I try not to let this trumped up Hallmark holiday affect me, but who am I kidding making a beeline to my favorite bar.
As I enter, it feels like a dream sequence, a very unfortunate one with couples draped across each other like bear rugs in every corner of the room. I can’t even find a seat.
Finally one opens at the bar wedging me between a fat woman with her girlfriend and a loud, happy duo wearing matching red vests and bandannas offering to buy me a drink.
“Yes, please,” I say, deciding I deserve one being the only drip without a date.
The barmaid smiles sadly as she pours me a silo of Merlot.
Do I appear that pathetic? Is there toilet paper stuck to my high heel?
There is so much cooing and canoodling going on I think I’ll die of envy. It’s like an outbreak of a germ, one I suddenly yearn to catch.
Poor, poor loveless Susannah…may I have another?
There’s nothing like a vat of wine and 30 or so people about to get laid for you to feel royally sorry for yourself.
“Whats’ a matter honey?” asks the dyke to my left. “Didn’t ya have anybody you could call to come join ya?”
Our eyes lock causing the whole room to freeze before she rushes over like her Chanel is on fire.
“Funny meeting you here,” she says, dropping her fur on the floor. “I’ve missed you.”
“And I’ll just bet she missed ya too,” chirps the dyke with a wink.
“Camille took one look at her before saying, “Who the fuck is that? Tell me you didn’t go over to the other side Susannah?”
“Don’t be ridiculous, she’s just assuming we’re, you know….somewhat acquainted.”
I can’t help noticing how chesty Camille looks, and her hair, once red, is now platinum blonde. To be quite truthful, she looks great…a cross between a Siberian Husky and Miss February.
“Camille,” I whisper staring at the contents of her pullover, “did you get…you know?”
“For Christmas, aren’t they nice…and did I get a deal,” she coos as if she bought boots at a Saks sale.
“Yeah, they look amazing under that sweater, like lava lamps…but you said you’d never stoop so low…”
“Forget what I said…it’s the new me…hot, built and ready.”

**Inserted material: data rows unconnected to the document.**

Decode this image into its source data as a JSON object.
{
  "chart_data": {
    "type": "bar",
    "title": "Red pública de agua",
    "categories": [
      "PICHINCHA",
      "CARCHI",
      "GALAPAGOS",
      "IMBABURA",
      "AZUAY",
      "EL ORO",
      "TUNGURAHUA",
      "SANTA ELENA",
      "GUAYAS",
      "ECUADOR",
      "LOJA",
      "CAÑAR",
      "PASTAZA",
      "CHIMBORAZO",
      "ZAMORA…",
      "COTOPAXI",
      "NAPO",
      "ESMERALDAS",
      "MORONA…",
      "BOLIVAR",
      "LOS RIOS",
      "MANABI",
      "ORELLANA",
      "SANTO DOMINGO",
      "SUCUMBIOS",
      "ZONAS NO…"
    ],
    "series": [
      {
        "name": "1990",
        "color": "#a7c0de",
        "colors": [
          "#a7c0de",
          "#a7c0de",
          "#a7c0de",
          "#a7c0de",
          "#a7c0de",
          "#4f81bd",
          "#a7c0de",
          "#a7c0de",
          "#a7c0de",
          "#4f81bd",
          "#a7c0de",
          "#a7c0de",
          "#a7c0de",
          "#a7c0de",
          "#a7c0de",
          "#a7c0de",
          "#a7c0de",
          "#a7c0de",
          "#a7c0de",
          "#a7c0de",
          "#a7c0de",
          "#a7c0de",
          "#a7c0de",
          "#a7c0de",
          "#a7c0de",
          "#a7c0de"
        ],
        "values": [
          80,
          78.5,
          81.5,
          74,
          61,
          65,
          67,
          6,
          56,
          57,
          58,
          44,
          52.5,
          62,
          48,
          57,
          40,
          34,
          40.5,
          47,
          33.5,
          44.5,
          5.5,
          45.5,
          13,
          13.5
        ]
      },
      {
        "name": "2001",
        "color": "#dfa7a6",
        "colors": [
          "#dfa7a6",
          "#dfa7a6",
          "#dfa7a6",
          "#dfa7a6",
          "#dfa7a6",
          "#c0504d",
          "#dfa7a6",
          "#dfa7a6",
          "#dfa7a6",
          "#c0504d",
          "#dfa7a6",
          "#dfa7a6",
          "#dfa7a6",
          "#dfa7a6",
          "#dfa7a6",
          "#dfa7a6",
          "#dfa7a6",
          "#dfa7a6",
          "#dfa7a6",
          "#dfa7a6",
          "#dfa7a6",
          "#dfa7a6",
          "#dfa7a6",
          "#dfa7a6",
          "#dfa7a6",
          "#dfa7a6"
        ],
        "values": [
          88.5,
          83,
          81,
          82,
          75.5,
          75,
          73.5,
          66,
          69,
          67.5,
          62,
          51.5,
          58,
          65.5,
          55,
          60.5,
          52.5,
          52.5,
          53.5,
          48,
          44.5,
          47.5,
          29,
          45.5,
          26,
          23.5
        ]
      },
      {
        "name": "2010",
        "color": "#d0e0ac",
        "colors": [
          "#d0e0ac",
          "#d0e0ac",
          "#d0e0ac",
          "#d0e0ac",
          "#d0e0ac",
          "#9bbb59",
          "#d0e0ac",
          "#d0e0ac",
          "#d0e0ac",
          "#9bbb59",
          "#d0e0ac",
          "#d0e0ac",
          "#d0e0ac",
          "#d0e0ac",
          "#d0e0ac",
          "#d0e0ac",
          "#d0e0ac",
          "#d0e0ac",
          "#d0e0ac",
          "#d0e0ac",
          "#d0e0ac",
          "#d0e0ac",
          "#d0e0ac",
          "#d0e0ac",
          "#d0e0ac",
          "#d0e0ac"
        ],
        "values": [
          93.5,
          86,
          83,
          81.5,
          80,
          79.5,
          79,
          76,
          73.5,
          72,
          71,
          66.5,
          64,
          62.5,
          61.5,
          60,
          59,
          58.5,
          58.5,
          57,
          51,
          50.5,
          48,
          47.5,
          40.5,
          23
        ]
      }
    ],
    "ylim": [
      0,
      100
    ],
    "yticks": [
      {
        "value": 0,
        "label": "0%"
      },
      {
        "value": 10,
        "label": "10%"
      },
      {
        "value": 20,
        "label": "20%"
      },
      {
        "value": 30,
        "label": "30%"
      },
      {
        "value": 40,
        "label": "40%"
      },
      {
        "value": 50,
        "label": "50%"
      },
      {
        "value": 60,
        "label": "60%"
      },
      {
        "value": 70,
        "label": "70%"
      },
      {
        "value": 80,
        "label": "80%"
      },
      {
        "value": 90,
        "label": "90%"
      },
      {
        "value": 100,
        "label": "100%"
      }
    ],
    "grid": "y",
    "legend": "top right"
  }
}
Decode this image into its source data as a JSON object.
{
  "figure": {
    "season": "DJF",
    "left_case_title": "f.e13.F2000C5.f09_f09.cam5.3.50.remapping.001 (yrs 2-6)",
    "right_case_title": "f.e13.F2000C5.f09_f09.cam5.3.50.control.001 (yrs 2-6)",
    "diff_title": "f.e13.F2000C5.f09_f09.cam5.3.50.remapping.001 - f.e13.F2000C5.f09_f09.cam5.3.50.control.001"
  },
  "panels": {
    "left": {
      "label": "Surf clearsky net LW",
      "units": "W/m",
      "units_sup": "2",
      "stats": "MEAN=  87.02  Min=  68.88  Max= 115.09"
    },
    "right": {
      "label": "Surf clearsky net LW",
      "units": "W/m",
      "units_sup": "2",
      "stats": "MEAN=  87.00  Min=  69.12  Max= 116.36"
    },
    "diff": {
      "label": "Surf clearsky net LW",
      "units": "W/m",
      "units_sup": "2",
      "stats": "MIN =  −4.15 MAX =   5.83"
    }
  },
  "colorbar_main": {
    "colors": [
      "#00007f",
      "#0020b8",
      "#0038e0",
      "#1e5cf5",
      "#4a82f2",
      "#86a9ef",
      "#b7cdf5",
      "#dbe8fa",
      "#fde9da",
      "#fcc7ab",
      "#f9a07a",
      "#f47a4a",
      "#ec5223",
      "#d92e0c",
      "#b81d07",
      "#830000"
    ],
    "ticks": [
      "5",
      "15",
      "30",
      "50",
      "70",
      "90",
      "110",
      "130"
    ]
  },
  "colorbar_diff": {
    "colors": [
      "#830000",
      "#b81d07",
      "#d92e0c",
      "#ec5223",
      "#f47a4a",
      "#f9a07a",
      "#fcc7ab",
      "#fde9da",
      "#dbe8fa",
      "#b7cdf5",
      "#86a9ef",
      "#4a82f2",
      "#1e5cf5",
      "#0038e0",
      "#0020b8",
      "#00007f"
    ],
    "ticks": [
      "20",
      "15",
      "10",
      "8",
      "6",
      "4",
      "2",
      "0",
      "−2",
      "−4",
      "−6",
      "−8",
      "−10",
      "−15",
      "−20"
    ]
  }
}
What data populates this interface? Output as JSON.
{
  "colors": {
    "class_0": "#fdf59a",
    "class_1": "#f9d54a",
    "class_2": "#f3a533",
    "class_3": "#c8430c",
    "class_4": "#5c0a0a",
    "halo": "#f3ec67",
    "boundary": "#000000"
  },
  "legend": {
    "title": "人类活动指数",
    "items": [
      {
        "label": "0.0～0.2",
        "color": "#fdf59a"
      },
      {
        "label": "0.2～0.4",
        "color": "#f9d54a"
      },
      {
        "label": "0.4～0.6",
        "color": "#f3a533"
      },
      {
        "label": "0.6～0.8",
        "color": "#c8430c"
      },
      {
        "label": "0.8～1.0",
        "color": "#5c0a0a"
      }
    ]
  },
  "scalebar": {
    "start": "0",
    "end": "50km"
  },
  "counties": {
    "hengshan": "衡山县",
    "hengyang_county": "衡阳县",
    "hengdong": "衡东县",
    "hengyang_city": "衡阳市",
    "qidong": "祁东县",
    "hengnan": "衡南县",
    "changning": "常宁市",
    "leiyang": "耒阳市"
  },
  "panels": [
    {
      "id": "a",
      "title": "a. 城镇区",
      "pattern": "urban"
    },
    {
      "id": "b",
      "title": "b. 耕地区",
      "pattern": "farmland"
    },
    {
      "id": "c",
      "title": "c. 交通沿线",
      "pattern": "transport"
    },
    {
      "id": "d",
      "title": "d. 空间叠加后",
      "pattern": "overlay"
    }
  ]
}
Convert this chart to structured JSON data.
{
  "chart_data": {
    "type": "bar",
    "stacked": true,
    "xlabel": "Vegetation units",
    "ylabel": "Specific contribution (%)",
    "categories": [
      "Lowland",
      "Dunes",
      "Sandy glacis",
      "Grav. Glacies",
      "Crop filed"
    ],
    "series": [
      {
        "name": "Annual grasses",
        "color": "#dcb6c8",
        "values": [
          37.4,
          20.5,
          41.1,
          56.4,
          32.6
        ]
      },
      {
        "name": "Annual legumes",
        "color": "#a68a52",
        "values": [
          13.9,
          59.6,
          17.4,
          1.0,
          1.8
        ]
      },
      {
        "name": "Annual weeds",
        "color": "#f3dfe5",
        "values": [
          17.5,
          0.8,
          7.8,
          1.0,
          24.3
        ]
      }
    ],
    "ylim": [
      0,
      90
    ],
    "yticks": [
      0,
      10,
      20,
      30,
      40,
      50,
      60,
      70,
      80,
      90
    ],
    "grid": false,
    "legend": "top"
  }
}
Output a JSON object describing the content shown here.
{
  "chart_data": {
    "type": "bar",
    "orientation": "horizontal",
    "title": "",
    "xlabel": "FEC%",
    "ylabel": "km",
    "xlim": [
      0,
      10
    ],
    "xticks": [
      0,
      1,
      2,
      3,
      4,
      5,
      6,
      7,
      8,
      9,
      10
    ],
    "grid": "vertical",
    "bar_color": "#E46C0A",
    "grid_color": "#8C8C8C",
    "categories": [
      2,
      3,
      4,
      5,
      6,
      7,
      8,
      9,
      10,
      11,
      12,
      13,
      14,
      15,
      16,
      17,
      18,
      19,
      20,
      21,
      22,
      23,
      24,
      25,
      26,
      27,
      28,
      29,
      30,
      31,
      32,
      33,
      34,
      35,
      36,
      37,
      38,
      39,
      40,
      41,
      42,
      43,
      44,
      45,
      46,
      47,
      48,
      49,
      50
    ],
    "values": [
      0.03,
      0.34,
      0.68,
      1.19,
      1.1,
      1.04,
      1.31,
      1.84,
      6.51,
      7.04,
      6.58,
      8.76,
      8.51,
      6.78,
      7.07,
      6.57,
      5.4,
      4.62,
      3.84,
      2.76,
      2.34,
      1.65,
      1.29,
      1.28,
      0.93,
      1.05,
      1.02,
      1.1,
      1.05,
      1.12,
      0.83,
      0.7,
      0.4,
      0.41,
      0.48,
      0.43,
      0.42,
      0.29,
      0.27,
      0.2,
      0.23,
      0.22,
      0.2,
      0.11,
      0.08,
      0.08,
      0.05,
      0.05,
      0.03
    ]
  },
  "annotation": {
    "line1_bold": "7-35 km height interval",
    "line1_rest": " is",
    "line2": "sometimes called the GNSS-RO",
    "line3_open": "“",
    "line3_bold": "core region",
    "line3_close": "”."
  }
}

“But you were always ready.”
“Yeah, but not like this baby.”
This causes Work-shirt to flip around like a tortilla. Coming in real close she says to Camille, “It’s a pity we’re both with someone, ain’t it?”
“Camille…let it go.”
Uh-oh. The look on her face tells me everything. One can say Camille’s not a lesbian lover in any sense of the word.
“Look here Laverne,” she says in her best Eve Arden voice, “you can just get that little notion out of that big head of yours…even if I did lean the other way, believe me…we’d have no future.”
I can’t help feeling sorry for Work-shirt who is speechless, but that’s not the case with her girlfriend who snaps,”Don’t kid yourself sweetie, it’s the gin talkin…even with that fake rack a’ yours, you’re just not her type.”
In true fashion, Camille and I begin to laugh. I mean, I couldn’t write this, especially when the barmaid wiggles over, her can the size of the moon, as my mother would say, and says with a chuckle, “A little more wine for you two ladies?”
“Let’s go to the Mark,” Camille said, “we have lots of catching up to do.”
“Yes we do, and let me say…I’ve missed you too.”
Wasn’t such a bad Valentines Day after all, was it?